Kamis, 18 September 2008
Sungguh malam tidak pernah berubah
Engkau tetap tidak peduli dengan keburukan
Engkau Tidur nikmat dalam kesenangan dan puas dengan nafsu yang terlampiaskan
Tidakkah engkau lihat dosa di pundakmu besar dan berberet laksana pegunungan?
Layakkah engkau bekerja seperti sekarang tanpa peduli keharaman dan kehalallan?
Jika engkau tidak tertarik kepada dunia, engkau telah menahan nafsu kesesatan
Ayahku, Khalil, melewati malam dengan ibdaha menjadikan al-sab al-thiwal sebagai bacaan
Dengan hati yang senantiasa gemetar dan mata selalu dalam tangisan
Kulihat hari demi hari memindahkan kita sedikit demi sedikit menuju kuburan
Selama masih hidup cukuplah sedikit gandum disertai segelas air tawar sebagai minuman
Apabila akhir perjalanan petaka, buat apa mencari kesenangan dan kenikmatan?

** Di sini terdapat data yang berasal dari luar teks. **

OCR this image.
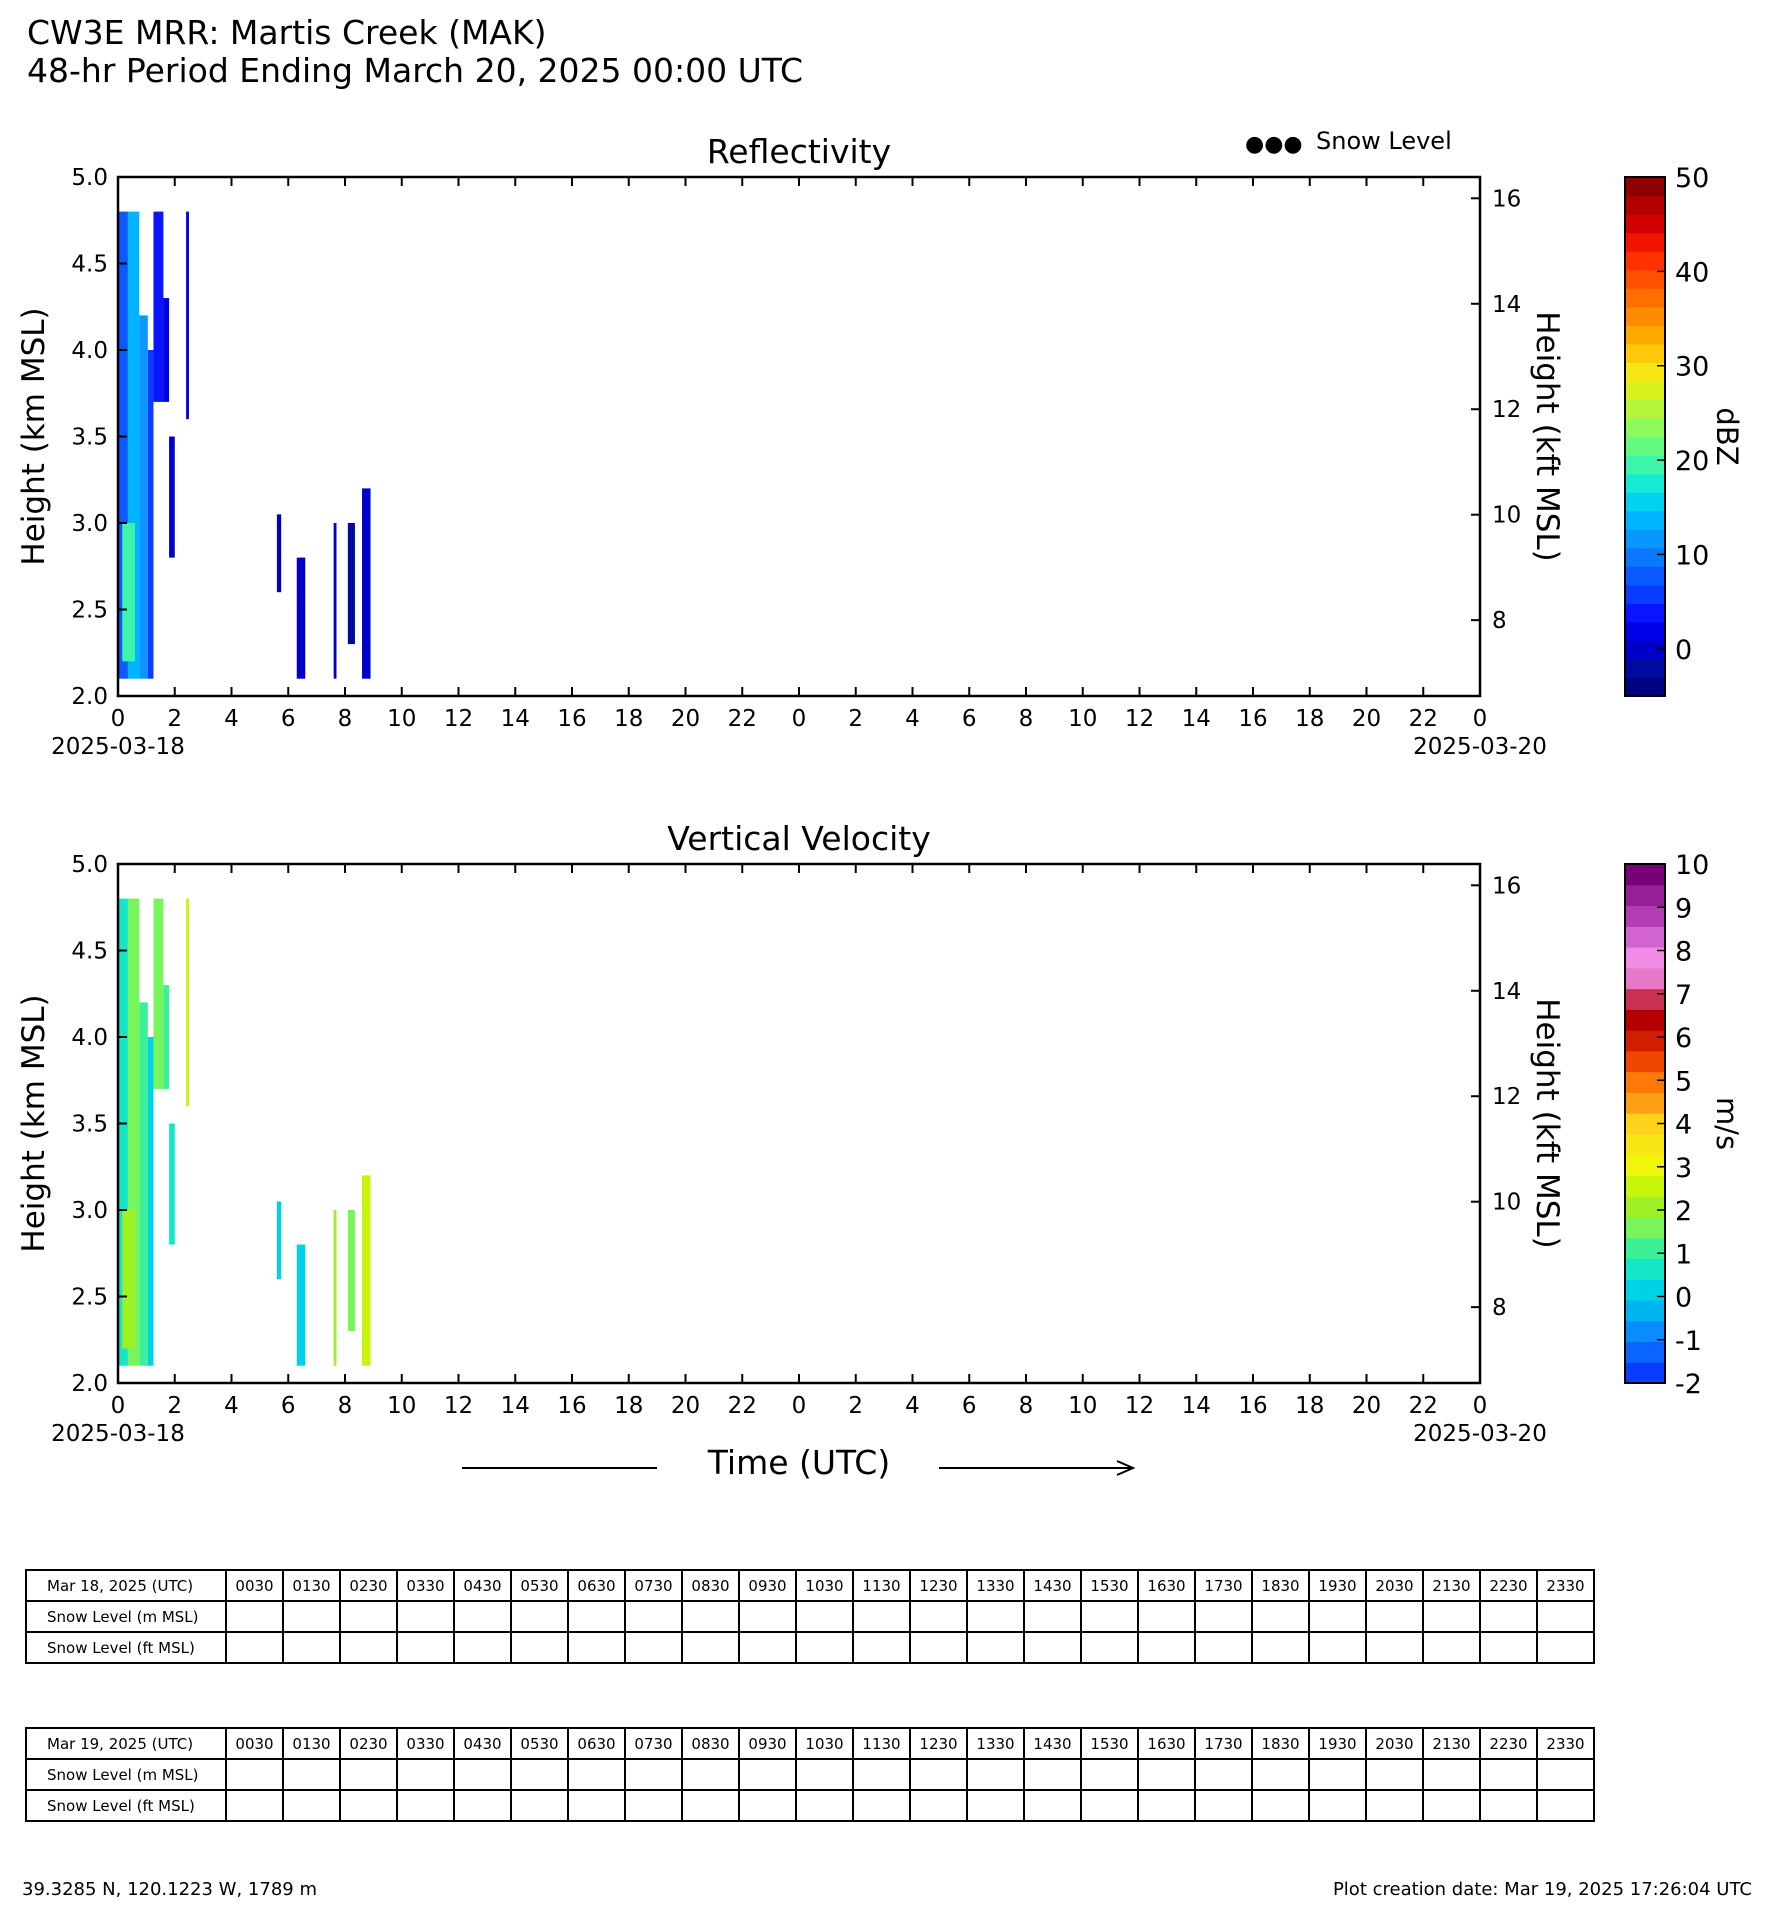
CW3E MRR: Martis Creek (MAK)
48-hr Period Ending March 20, 2025 00:00 UTC
Reflectivity
0 2 4 6 8 10 12 14 16 18 20 22 0 2 4 6 8 10 12 14 16 18 20 22 0
2025-03-18	2025-03-20
2.0
2.5
3.0
3.5
4.0
4.5
5.0
Height (km MSL)
8
10
12
14
16
Height (kft MSL)
0
10
20
30
40
50
dBZ
Vertical Velocity
0 2 4 6 8 10 12 14 16 18 20 22 0 2 4 6 8 10 12 14 16 18 20 22 0
2025-03-18	2025-03-20
2.0
2.5
3.0
3.5
4.0
4.5
5.0
Height (km MSL)
8
10
12
14
16
Height (kft MSL)
-2
-1
0
1
2
3
4
5
6
7
8
9
10
m/s
●●● Snow Level
Time (UTC)
Mar 18, 2025 (UTC)	0030	0130	0230	0330	0430	0530	0630	0730	0830	0930	1030	1130	1230	1330	1430	1530	1630	1730	1830	1930	2030	2130	2230	2330
Snow Level (m MSL)																								
Snow Level (ft MSL)																								
Mar 19, 2025 (UTC)	0030	0130	0230	0330	0430	0530	0630	0730	0830	0930	1030	1130	1230	1330	1430	1530	1630	1730	1830	1930	2030	2130	2230	2330
Snow Level (m MSL)																								
Snow Level (ft MSL)																								
39.3285 N, 120.1223 W, 1789 m	Plot creation date: Mar 19, 2025 17:26:04 UTC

Bukankah ada pelajaran dari mereka yang telah tiada entah ibu, bapak, paman, entah keponakan
Tampak istri berada dibelakangku sementara kerandaku dipikul oleh handai tolan
Mereka menyegerakan perjalanan tanpa kusadari menuju negeri kemenangan ataukah kemalangann
Kita semua sudah pasti mati
Yang hidup kekal hanyalah Allah sang Rahmat
==========================================
Al-Munaafiquun 11 : Dan Allah sekali-kali tidak akan menangguhkan (kematian) seseorang apabila telah datang waktu kematiannya. Dan Allah Maha Mengenal apa yang kamu kerjakan.